This week I discuss my thoughts on "It Follows" and the film's place in the world of horror.
This week I decided to finally watch the 2014 film "It Follows" directed by David Robert Mitchell. After hearing about how good it was and how it is one of the more recent films to stick to 'horror roots,' to say I was excited to see it is an understatement.
The film follows Jay, a young woman who contracts a 'killer STI' after sleeping with someone who only slept with her to get rid of it himself. Not much is known about the virus and the characters don't go the familiar route of speeding a quarter of the film researching the antagonist, a direction I was happy the film didn't take. Instead, most of the film serves as almost an 'impending doom' road trip as the protagonist and her allies must keep moving in order to stay ahead of the killer.
Speaking of the killer, even though the film pitches it as a 'supernatural killer STI' the killer doesn't seem like a scary antagonist, at least not by looking at it alone. Instead, it takes the forms of several people, moving at a slow and foreboding pace as they track down Jay. The catch? Those unaffected with the disease cannot see it meaning that Jay's friends have to trust she hasn't lost it and is making it up, something not everyone in the film does.
Looking outside the narrative, the film is very aesthetically pleasing with the color of the film not only adding to the supernatural elements of the narrative, but also adding a dream-like filter to the entire film. This dream effect is even more enhanced when you look at the production design as what time period this film takes place in. The characters and cars seem to say 1970s but futuristic technologies like a character's 'shell' phone seem to point at something later.

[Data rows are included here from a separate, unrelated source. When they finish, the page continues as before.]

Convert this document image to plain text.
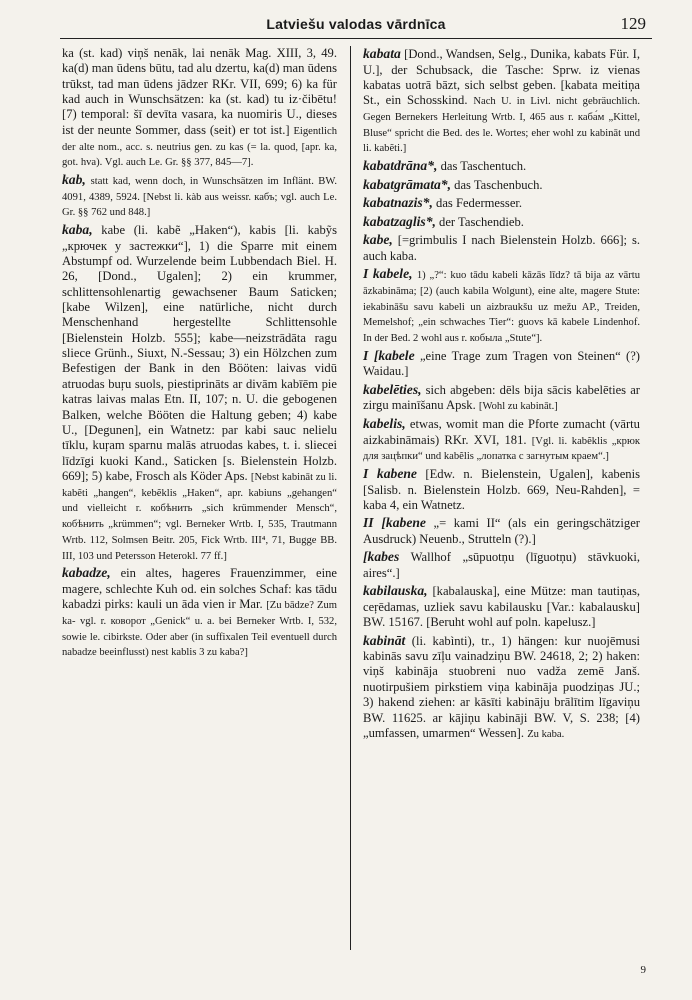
Latviešu valodas vārdnīca	129
ka (st. kad) viņš nenāk, lai nenāk Mag. XIII, 3, 49. ka(d) man ūdens būtu, tad alu dzertu, ka(d) man ūdens trūkst, tad man ūdens jādzer RKr. VII, 699; 6) ka für kad auch in Wunschsätzen: ka (st. kad) tu iz·čibētu! [7) temporal: šī devīta vasara, ka nuomiris U., dieses ist der neunte Sommer, dass (seit) er tot ist.] Eigentlich der alte nom., acc. s. neutrius gen. zu kas (= la. quod, [apr. ka, got. hva). Vgl. auch Le. Gr. §§ 377, 845—7].
kab, statt kad, wenn doch, in Wunschsätzen im Inflänt. BW. 4091, 4389, 5924. [Nebst li. kàb aus weissr. кабъ; vgl. auch Le. Gr. §§ 762 und 848.]
kaba, kabe (li. kabẽ „Haken“), kabis [li. kabỹs „крючек у застежки“], 1) die Sparre mit einem Abstumpf od. Wurzelende beim Lubbendach Biel. H. 26, [Dond., Ugalen]; 2) ein krummer, schlittensohlenartig gewachsener Baum Saticken; [kabe Wilzen], eine natürliche, nicht durch Menschenhand hergestellte Schlittensohle [Bielenstein Holzb. 555]; kabe—neizstrādāta ragu sliece Grünh., Siuxt, N.-Sessau; 3) ein Hölzchen zum Befestigen der Bank in den Bööten: laivas vidū atruodas buŗu suols, piestiprināts ar divām kabīēm pie katras laivas malas Etn. II, 107; n. U. die gebogenen Balken, welche Bööten die Haltung geben; 4) kabe U., [Degunen], ein Watnetz: par kabi sauc nelielu tīklu, kuŗam sparnu malās atruodas kabes, t. i. sliecei līdzīgi kuoki Kand., Saticken [s. Bielenstein Holzb. 669]; 5) kabe, Frosch als Köder Aps. [Nebst kabināt zu li. kabẽti „hangen“, kebẽklis „Haken“, apr. kabiuns „gehangen“ und vielleicht r. кобѣнить „sich krümmender Mensch“, кобѣнить „krümmen“; vgl. Berneker Wrtb. I, 535, Trautmann Wrtb. 112, Solmsen Beitr. 205, Fick Wrtb. III⁴, 71, Bugge BB. III, 103 und Petersson Heterokl. 77 ff.]
kabadze, ein altes, hageres Frauenzimmer, eine magere, schlechte Kuh od. ein solches Schaf: kas tādu kabadzi pirks: kauli un āda vien ir Mar. [Zu bādze? Zum ka- vgl. r. коворот „Genick“ u. a. bei Berneker Wrtb. I, 532, sowie le. cibirkste. Oder aber (in suffixalen Teil eventuell durch nabadze beeinflusst) nest kablis 3 zu kaba?]
kabata [Dond., Wandsen, Selg., Dunika, kabats Für. I, U.], der Schubsack, die Tasche: Sprw. iz vienas kabatas uotrā bāzt, sich selbst geben. [kabata meitiņa St., ein Schosskind. Nach U. in Livl. nicht gebräuchlich. Gegen Bernekers Herleitung Wrtb. I, 465 aus r. каба́м „Kittel, Bluse“ spricht die Bed. des le. Wortes; eher wohl zu kabināt und li. kabẽti.]
kabatdrāna*, das Taschentuch.
kabatgrāmata*, das Taschenbuch.
kabatnazis*, das Federmesser.
kabatzaglis*, der Taschendieb.
kabe, [=grimbulis I nach Bielenstein Holzb. 666]; s. auch kaba.
I kabele, 1) „?“: kuo tādu kabeli kāzās līdz? tā bija az vārtu āzkabināma; [2) (auch kabila Wolgunt), eine alte, magere Stute: iekabināšu savu kabeli un aizbraukšu uz mežu AP., Treiden, Memelshof; „ein schwaches Tier“: guovs kā kabele Lindenhof. In der Bed. 2 wohl aus r. кобыла „Stute“].
I [kabele „eine Trage zum Tragen von Steinen“ (?) Waidau.]
kabelēties, sich abgeben: dēls bija sācis kabelēties ar zirgu mainīšanu Apsk. [Wohl zu kabināt.]
kabelis, etwas, womit man die Pforte zumacht (vārtu aizkabināmais) RKr. XVI, 181. [Vgl. li. kabẽklis „крюк для зацѣпки“ und kabẽlis „лопатка с загнутым краем“.]
I kabene [Edw. n. Bielenstein, Ugalen], kabenis [Salisb. n. Bielenstein Holzb. 669, Neu-Rahden], = kaba 4, ein Watnetz.
II [kabene „= kami II“ (als ein geringschätziger Ausdruck) Neuenb., Strutteln (?).]
[kabes Wallhof „sūpuotņu (līguotņu) stāvkuoki, aires“.]
kabilauska, [kabalauska], eine Mütze: man tautiņas, ceŗēdamas, uzliek savu kabilausku [Var.: kabalausku] BW. 15167. [Beruht wohl auf poln. kapelusz.]
kabināt (li. kabìnti), tr., 1) hängen: kur nuojēmusi kabinās savu zīļu vainadziņu BW. 24618, 2; 2) haken: viņš kabināja stuobreni nuo vadža zemē Janš. nuotirpušiem pirkstiem viņa kabināja puodziņas JU.; 3) hakend ziehen: ar kāsīti kabināju brālītim līgaviņu BW. 11625. ar kājiņu kabināji BW. V, S. 238; [4) „umfassen, umarmen“ Wessen]. Zu kaba.
9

I would definitely recommend this film to anyone looking for something besides your typical slasher this Halloween season as this film, although featuring numerous slasher tropes, doesn't fall under that simple category. Instead, the film invites the viewer to reflect on their own lives as they see the misadventures of Jay and her friends. If something like this happened to me, who would I turn to? Who, like Paul, would trust me unconditionally? Perhaps its questions like these and not the supernatural force that make this film one of the most creative and striking horror films I have seen in recent years.